Selbstkritisch wurde in vielen Workshops auch auf die Isolation der einzelnen Projekte hingewiesen. Ein junger Aktivist aus Marburg berichtete, dass sein Hausprojekt zwar zur Selbstversorgung mit Essen und Verdienst reiche und die hergestellten Produkte sogar Gewinn abwürfen -aber er und seine Hausgenossen kaum Anschluss hätten. Eine Bewegung solidarischer Ökonomie gebe es in Deutschland schlicht nicht.

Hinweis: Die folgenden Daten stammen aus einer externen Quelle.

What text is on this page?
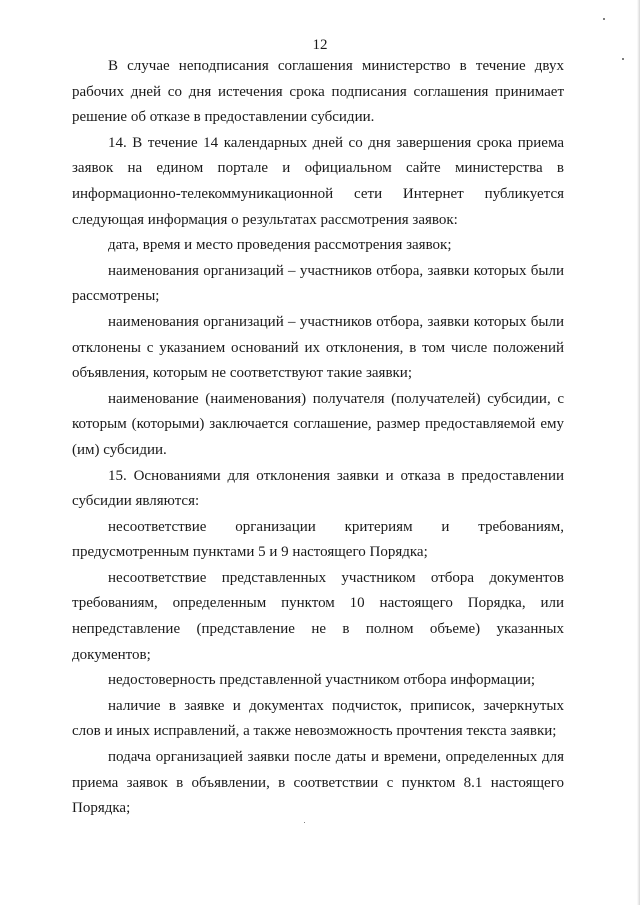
12

В случае неподписания соглашения министерство в течение двух рабочих дней со дня истечения срока подписания соглашения принимает решение об отказе в предоставлении субсидии.

14. В течение 14 календарных дней со дня завершения срока приема заявок на едином портале и официальном сайте министерства в информационно-телекоммуникационной сети Интернет публикуется следующая информация о результатах рассмотрения заявок:

дата, время и место проведения рассмотрения заявок;

наименования организаций – участников отбора, заявки которых были рассмотрены;

наименования организаций – участников отбора, заявки которых были отклонены с указанием оснований их отклонения, в том числе положений объявления, которым не соответствуют такие заявки;

наименование (наименования) получателя (получателей) субсидии, с которым (которыми) заключается соглашение, размер предоставляемой ему (им) субсидии.

15. Основаниями для отклонения заявки и отказа в предоставлении субсидии являются:

несоответствие организации критериям и требованиям, предусмотренным пунктами 5 и 9 настоящего Порядка;

несоответствие представленных участником отбора документов требованиям, определенным пунктом 10 настоящего Порядка, или непредставление (представление не в полном объеме) указанных документов;

недостоверность представленной участником отбора информации;

наличие в заявке и документах подчисток, приписок, зачеркнутых слов и иных исправлений, а также невозможность прочтения текста заявки;

подача организацией заявки после даты и времени, определенных для приема заявок в объявлении, в соответствии с пунктом 8.1 настоящего Порядка;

Hitzig wurde deshalb auch debattiert, inwiefern solidarische Ökonomieprojekte langfristig zur Überwindung des kapitalistischen Wirtschaftens taugen: Während der Wirtschaftswissenschaftler und Lateinamerikaexperte Auinger glaubt, dass eine Veränderung durch Projekte "von unten" wie in Südamerika möglich sei, sind andere skeptischer. "Wirksam können Projekte solidarischer Ökonomie in Europa nur unter geänderten Rahmenbedingungen werden", meint Dagmar Embsdorf. Viele Teilnehmer des Kongresses glauben aber, dass die Imagekrise des Kapitalismus gerade den alternativen, gemeinschaftlichen Ideen Aufwind geben könnte.